Blake Kishler’s Sketchbook

Monday Doodles: Turning a Passion for Sketching into a Tool for Design
Read Time: 2 minutes

SEGD member and Cincinnati Chapter Co-Chair, Blake Kishler is an industrial and experiential graphic designer with a background in exhibition design. In addition to his day job at Kolar Design in Cincinnati, Ohio, Blake is also an avid sketcher and illustrator. Here’s what Blake has to say about his “Monday Doodles” and how these fun sketches strengthen the brain muscle and stimulate the design process.

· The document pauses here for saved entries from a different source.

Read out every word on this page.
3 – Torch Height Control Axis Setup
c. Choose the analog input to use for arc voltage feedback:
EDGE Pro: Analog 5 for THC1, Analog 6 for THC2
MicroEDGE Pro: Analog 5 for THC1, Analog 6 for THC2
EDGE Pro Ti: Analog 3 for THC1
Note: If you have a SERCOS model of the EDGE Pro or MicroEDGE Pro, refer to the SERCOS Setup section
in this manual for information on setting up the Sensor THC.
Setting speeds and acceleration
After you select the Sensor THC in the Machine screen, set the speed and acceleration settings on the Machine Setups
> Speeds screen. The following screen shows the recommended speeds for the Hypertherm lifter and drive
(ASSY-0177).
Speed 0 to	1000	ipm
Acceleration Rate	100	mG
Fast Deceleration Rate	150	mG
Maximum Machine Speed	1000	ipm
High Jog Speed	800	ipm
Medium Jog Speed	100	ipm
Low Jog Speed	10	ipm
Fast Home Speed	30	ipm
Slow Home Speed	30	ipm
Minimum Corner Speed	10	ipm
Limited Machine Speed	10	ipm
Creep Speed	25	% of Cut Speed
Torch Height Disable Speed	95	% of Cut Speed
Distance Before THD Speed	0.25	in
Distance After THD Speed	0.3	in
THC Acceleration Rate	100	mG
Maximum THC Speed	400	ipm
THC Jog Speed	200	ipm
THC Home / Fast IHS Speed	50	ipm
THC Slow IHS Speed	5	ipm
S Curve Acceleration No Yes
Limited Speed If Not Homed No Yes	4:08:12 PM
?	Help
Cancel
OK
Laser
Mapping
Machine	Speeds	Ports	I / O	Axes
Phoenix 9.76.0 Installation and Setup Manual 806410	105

Sketching has been my default communication mode since my left hand picked up a crayon. I drew busy construction sites and cityscapes in elementary school, because I loved to make my own little scenes that reimagined all of the details I saw in the world. By my parents’ count, I wore out eleven Magna-Doodle erasable drawing boards and went through untold reams of copier paper. I’m so bumbling with words that I ended up proposing to my wife in a series of drawings on notecards. (It worked!)

The “Monday Doodles” started as scribbles in the margins of my work notebook, riffing on the societal dread of Mondays. Three years and over a hundred doodles later, they have their own dedicated sketchbook and Instagram (@mondaydoodle) and creating a new one each week is a great brain workout. The only two rules I follow:

1) The doodle must take less than an hour from idea to finished sketch, and
2) The doodle must always aim to make people smile.

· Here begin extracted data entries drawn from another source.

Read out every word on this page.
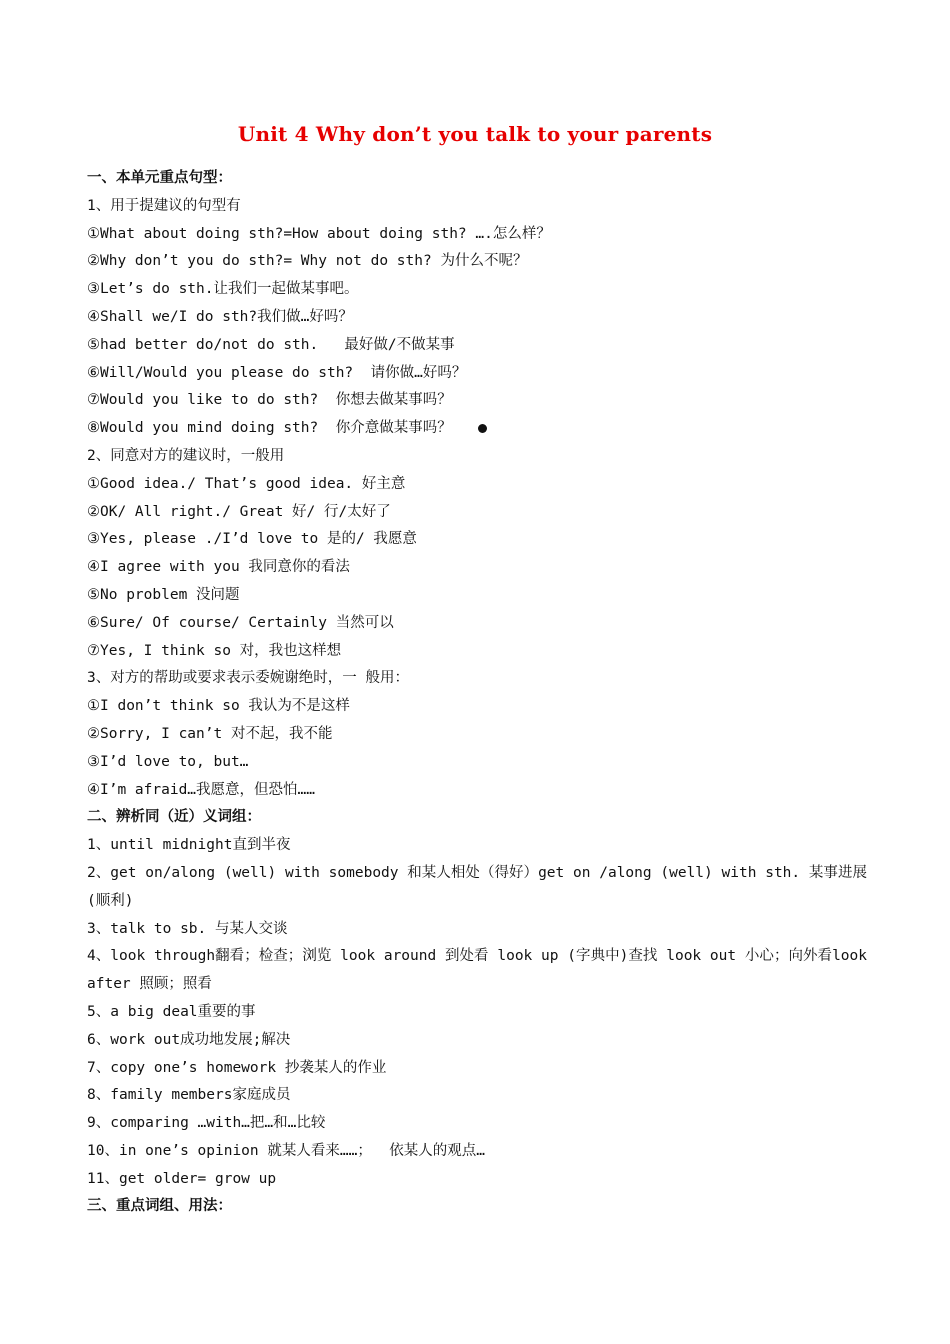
Unit 4 Why don’t you talk to your parents
一、本单元重点句型：
1、用于提建议的句型有
①What about doing sth?=How about doing sth? ….怎么样？
②Why don’t you do sth?= Why not do sth? 为什么不呢？
③Let’s do sth.让我们一起做某事吧。
④Shall we/I do sth?我们做…好吗？
⑤had better do/not do sth.   最好做/不做某事
⑥Will/Would you please do sth?  请你做…好吗？
⑦Would you like to do sth?  你想去做某事吗？
⑧Would you mind doing sth?  你介意做某事吗？
2、同意对方的建议时，一般用
①Good idea./ That’s good idea. 好主意
②OK/ All right./ Great 好/ 行/太好了
③Yes, please ./I’d love to 是的/ 我愿意
④I agree with you 我同意你的看法
⑤No problem 没问题
⑥Sure/ Of course/ Certainly 当然可以
⑦Yes, I think so 对，我也这样想
3、对方的帮助或要求表示委婉谢绝时，一 般用：
①I don’t think so 我认为不是这样
②Sorry, I can’t 对不起，我不能
③I’d love to, but…
④I’m afraid…我愿意，但恐怕……
二、辨析同（近）义词组：
1、until midnight直到半夜
2、get on/along (well) with somebody 和某人相处（得好）get on /along (well) with sth. 某事进展(顺利)
3、talk to sb. 与某人交谈
4、look through翻看；检查；浏览 look around 到处看 look up (字典中)查找 look out 小心；向外看look after 照顾；照看
5、a big deal重要的事
6、work out成功地发展;解决
7、copy one’s homework 抄袭某人的作业
8、family members家庭成员
9、comparing …with…把…和…比较
10、in one’s opinion 就某人看来……；  依某人的观点…
11、get older= grow up
三、重点词组、用法：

(And the truth is, I love Mondays. They’re my highest-energy day of the week, and always seem to pass quickly.)

In experiential graphic design, sketchbooks help me work through options quickly with my team. It opens the shortest path from “What about…” to “Ah, that makes sense!” There is a warmth and an authenticity that only a hand drawing has, and it makes the design process feel more personal to a client or partner.

Lately I’ve been using Procreate on the iPad to draw in a full range of colors and values, in seconds. It’s handy to be able to do this live on a Zoom call or AirDrop straight into a slide. But when all is said and done, I will always reach for my pack of pens and a spiral-bound paper sketchbook first.